En ces lieux où « le jour et la nuit se confondent», les putschistes des années 70 passeront des milliers de nuits, «l'une collée à l'autre, comme un interminable chapelet de honte et de misère humaine».

A peine nourris, sans jamais voir le soleil, sans pouvoir se raser, se couper les cheveux ou les ongles, ou se laver, rongés par les poux, les punaises, les cafards et autres insectes nuisibles, ils tenteront de survivre. Leur seul objectif : se maintenir envers et contre tout. Ce qui n'est pas une mince affaire.

Invariablement, le régime carcéral se limitait à «des rations qui étaient toujours insuffisantes pour nourrir un enfant» et à «cinq litres d'eau polluée pour boire et pour faire face à tous les besoins de la journée en matière d'hygiène». Et ils étaient importants, puisque les cellules ressemblaient à des fours, l'été, et à des réfrigérateurs, l'hiver. Une situation que l'isolement et le sadisme des geôliers rendaient encore plus intenable.
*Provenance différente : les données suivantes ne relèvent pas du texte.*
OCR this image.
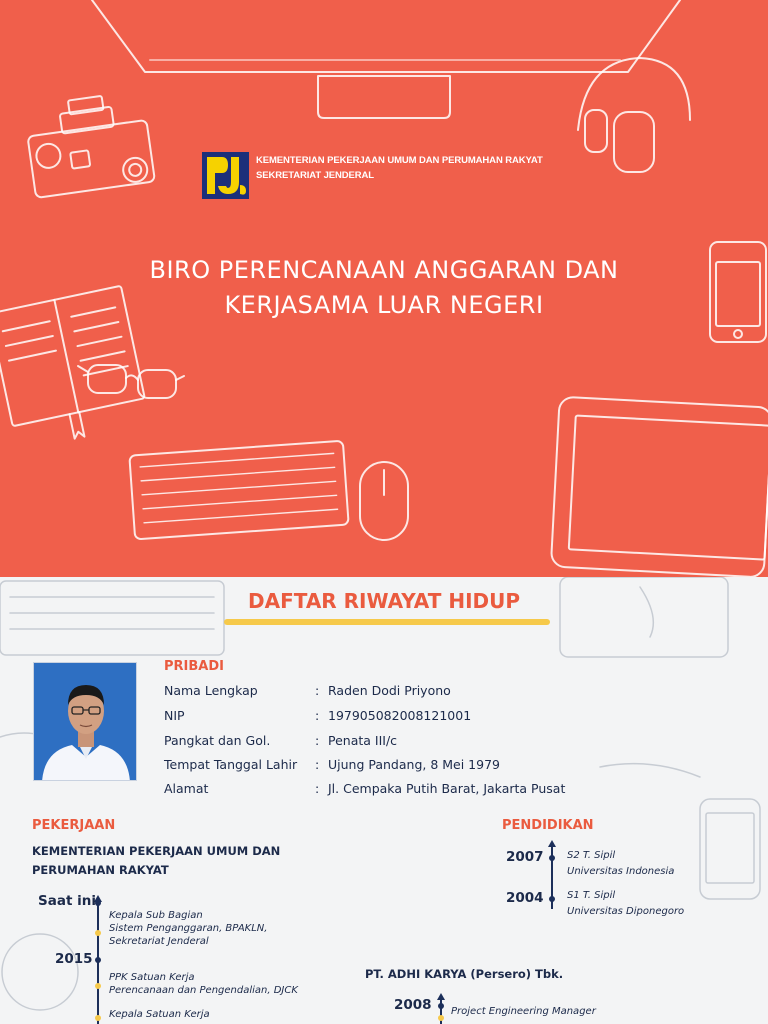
KEMENTERIAN PEKERJAAN UMUM DAN PERUMAHAN RAKYAT
SEKRETARIAT JENDERAL
BIRO PERENCANAAN ANGGARAN DAN
KERJASAMA LUAR NEGERI
DAFTAR RIWAYAT HIDUP
PRIBADI
Nama Lengkap	: Raden Dodi Priyono
NIP	: 197905082008121001
Pangkat dan Gol.	: Penata III/c
Tempat Tanggal Lahir : Ujung Pandang, 8 Mei 1979
Alamat	: Jl. Cempaka Putih Barat, Jakarta Pusat
PEKERJAAN
KEMENTERIAN PEKERJAAN UMUM DAN
PERUMAHAN RAKYAT
Saat ini
Kepala Sub Bagian
Sistem Penganggaran, BPAKLN,
Sekretariat Jenderal
2015
PPK Satuan Kerja
Perencanaan dan Pengendalian, DJCK
Kepala Satuan Kerja
PT. ADHI KARYA (Persero) Tbk.
2008 Project Engineering Manager
PENDIDIKAN
2007 S2 T. Sipil
Universitas Indonesia
2004 S1 T. Sipil
Universitas Diponegoro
Sans effets de style, le récit retrace donc ce que fut, au quotidien, la vie des ces «emmurés». La volonté de témoigner s'est traduite, dans le cas d'espèce, en un souci constant du détail. Le programme de la journée - mis au point collectivement par les détenus pour mieux tenir le coup - est déroulé presque heure par heure. L'invention du «kabazal», sorte de réflecteur pour faire entrer la lumière dans les cellules, est détaillée à satiété . Les maladies, le manque d'hygiène, les relations, parfois difficiles, entre les détenus, les petits arrangements avec les gardiens: tout est également dit, pour que nul n'ignore ce que furent ces années-là.
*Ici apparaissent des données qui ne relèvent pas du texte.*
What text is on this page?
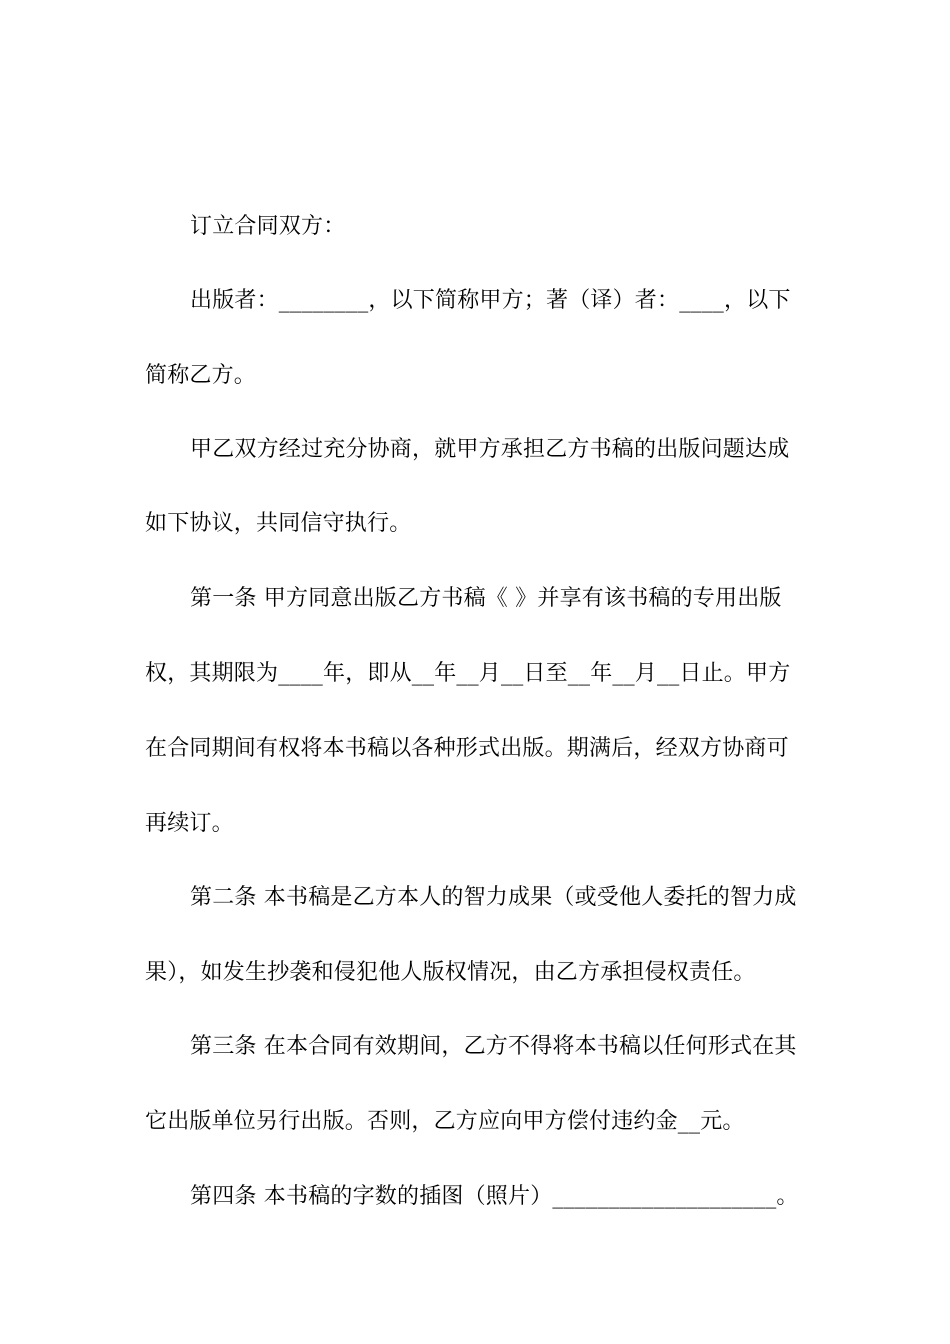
订立合同双方：
出版者：________，以下简称甲方；著（译）者：____，以下
简称乙方。
甲乙双方经过充分协商，就甲方承担乙方书稿的出版问题达成
如下协议，共同信守执行。
第一条 甲方同意出版乙方书稿《 》并享有该书稿的专用出版
权，其期限为____年，即从__年__月__日至__年__月__日止。甲方
在合同期间有权将本书稿以各种形式出版。期满后，经双方协商可
再续订。
第二条 本书稿是乙方本人的智力成果（或受他人委托的智力成
果），如发生抄袭和侵犯他人版权情况，由乙方承担侵权责任。
第三条 在本合同有效期间，乙方不得将本书稿以任何形式在其
它出版单位另行出版。否则，乙方应向甲方偿付违约金__元。
第四条 本书稿的字数的插图（照片）____________________。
Afin de les exorciser, l'ouvrage les met en lumière, les portant à l'attention de tous pour que tout le monde sache ce que cette descente aux enfers a été. A ces questions lancinantes : «pourquoi tant d'inhumanité, pourquoi tant de barbarie, de cruauté, de monstruosité ?», il n'apporte pas de réponse. Tel n'est pas son objectif. C'est aux historiens que reviendra cette tâche. A «Kabazal, les emmurés de Tazmamart» est revenue une autre. Celle de témoigner de l'horreur, mais aussi de rappeler, ne serait-ce qu'incidemment, que l'Homme peut demeurer humain.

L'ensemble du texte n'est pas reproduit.